A repeated theme in the book is the near obsession with architecture and landscape, and fascinating though the detail of the campus is, is it really necessary to describe the route from freeway to visitor underground parking to staff cafeteria?
Within the virtual worlds of Omnitopia and the underlying realms of code, however, we are in the realm of the abstract, and this is where Diane has always done her best work. The deeper worlds of System Management are visually interpreted as luminous trees in a vast electronic forest, each representing one of the hundred plus macrocosms, the different worlds within Omnitopia. This is also where the Shuntspaces are found, a secret vital to the smooth operation of the game, but like folders tagged “hidden” on a desktop operating system, accessible only if you know where to look, and only if you know they exist in the first place.
In addition, there are the Microcosms – user created worlds, granted to those who have performed especially well within the games, not in terms of achievement, but in their style play. Omnitopia rewards altruism, as player Rik Maliani discovers when his in-game role as a healer working for MediMages without Frontiers results in him being awarded his own world to design, a possibility so unlimited as to be almost paralysing. If you had to design a world, original, unique and profitable, where would you even begin?
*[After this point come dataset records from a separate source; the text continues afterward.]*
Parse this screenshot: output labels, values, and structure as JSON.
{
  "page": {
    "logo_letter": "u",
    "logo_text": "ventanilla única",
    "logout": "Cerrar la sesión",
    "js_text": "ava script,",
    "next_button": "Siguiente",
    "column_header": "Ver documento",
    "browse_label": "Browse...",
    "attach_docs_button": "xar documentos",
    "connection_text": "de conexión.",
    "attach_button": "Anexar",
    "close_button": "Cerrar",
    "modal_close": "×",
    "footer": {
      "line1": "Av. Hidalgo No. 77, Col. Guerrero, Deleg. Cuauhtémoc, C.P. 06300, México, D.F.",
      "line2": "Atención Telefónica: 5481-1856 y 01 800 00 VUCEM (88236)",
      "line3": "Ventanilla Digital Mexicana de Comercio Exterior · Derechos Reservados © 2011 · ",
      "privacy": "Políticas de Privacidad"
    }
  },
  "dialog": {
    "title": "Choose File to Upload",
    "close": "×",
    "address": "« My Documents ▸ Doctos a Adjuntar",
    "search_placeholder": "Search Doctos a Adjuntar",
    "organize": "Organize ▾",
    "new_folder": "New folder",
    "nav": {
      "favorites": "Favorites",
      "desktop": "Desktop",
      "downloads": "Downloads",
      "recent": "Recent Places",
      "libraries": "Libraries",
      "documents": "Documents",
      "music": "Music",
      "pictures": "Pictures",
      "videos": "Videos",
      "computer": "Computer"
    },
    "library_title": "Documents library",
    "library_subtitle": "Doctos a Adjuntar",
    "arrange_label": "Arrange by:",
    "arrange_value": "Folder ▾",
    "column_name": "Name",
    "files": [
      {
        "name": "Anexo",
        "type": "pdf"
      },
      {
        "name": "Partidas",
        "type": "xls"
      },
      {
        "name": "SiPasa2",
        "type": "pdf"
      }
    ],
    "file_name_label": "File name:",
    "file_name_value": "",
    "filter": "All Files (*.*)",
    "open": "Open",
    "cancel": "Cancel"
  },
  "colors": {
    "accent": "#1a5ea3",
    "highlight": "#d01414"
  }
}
The collision of incongruent ideas working together is what makes Omnitopia work, both the game and the novel. The capital city of the main hub world is described as “the creation of someone who had visited Disneyland while on crack and then the Mall of America while on acid, and attempted to synchronize their styles,” populated with “elegant Elves burdened with swords and spears and shopping bags; Dwarrows wearing three-piece suits and carrying Armani ax-cases.”
Even the character names reflect the online community’s none too serious approach to fantasy roleplay, from the semi-mythical Lahrien the Excessively Well Travelled to the Doom Brokers, the in-game avatars of the company accountants, preventing cheating under the direction of the Chief Gnome, Bloomberg the Terrible.
One aspect of the world that is not looked at is how the environment will change. The significant change in technology is in processing power and virtual reality, and there are background references to growing political instability in the five years between now and when the novel is set, but the absence of a greater context is conspicuous in an otherwise well thought out novel, although it is possible that as the wider tale is told this may yet be addressed.
Although this novel is a complete story, with a satisfying (and surprisingly happy) conclusion, aspects of the novel do feel like a set-up for the longer vision. Characters are introduced at greater length than is justified by their importance in the immediate plot, presumably because they will become more important as the sequence continues. An offscreen character, twelve year old programmer Della Chun, is noted by Dev and tagged to be approached in six years for the Baker Street Irregulars, Omnitopia’s apprentice programme. Come the second novel, East Wind, will we be hearing this name again? Hopefully we won’t have to wait six years of real time to find out.